Je pars d’une histoire que j’ai envie de raconter : je commence par les personnages, ce sont eux qui me dictent une histoire; je travaille énormément sur leur caractérisation et ce sont d’eux que découlent des situations.

Tu as des personnages tellement forts, à commencer par celui de « Connasse ». Comment t’est venue cette idée de personnage autour de Camille Cottin, t’es-tu nourrie des personnages qui t’entourent en piochant dans ce qu’ils incarnaient ?
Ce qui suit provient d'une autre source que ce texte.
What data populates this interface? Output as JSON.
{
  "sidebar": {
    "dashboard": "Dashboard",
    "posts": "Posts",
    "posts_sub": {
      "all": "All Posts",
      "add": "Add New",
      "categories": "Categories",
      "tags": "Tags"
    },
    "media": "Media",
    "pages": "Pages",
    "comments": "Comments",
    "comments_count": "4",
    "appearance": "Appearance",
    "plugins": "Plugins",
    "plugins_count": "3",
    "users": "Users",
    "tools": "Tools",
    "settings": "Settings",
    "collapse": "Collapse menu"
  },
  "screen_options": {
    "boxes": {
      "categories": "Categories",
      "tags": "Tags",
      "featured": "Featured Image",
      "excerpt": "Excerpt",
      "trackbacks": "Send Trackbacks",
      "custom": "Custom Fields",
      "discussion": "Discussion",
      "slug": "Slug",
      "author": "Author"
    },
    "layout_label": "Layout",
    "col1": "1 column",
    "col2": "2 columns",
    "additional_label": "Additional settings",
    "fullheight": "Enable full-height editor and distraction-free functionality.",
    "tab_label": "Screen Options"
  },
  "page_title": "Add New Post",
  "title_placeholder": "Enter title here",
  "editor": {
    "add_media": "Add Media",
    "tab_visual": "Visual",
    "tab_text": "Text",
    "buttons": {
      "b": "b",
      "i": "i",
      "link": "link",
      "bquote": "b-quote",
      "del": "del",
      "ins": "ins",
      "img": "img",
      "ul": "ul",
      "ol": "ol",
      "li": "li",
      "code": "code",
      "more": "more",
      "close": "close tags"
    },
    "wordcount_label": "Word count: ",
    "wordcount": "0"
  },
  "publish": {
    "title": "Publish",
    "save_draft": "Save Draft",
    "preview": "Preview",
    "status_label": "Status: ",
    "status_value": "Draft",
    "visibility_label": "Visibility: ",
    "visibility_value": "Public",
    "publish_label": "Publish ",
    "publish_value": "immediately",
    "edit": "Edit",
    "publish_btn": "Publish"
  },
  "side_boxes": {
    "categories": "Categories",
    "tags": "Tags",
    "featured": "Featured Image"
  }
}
L’idée m’est venue dans une vision à contre courant de tous les personnages masculins qu’on avait en fiction : le stagiaire, le puceau… J’avais déjà envie d’un personnage féminin fort, puis d’une connasse. Avec Noémie (ma co-auteure), on a établi une charte sur ce qu’était une connasse : on tombait d’accord à chaque fois qu’on proposait un attribut. Je pense qu’au fond, on s’est inspiré de plein de personnages différents, y compris les hommes, sachant que la base du personnage, c’est quelqu’un qui ne doute de rien…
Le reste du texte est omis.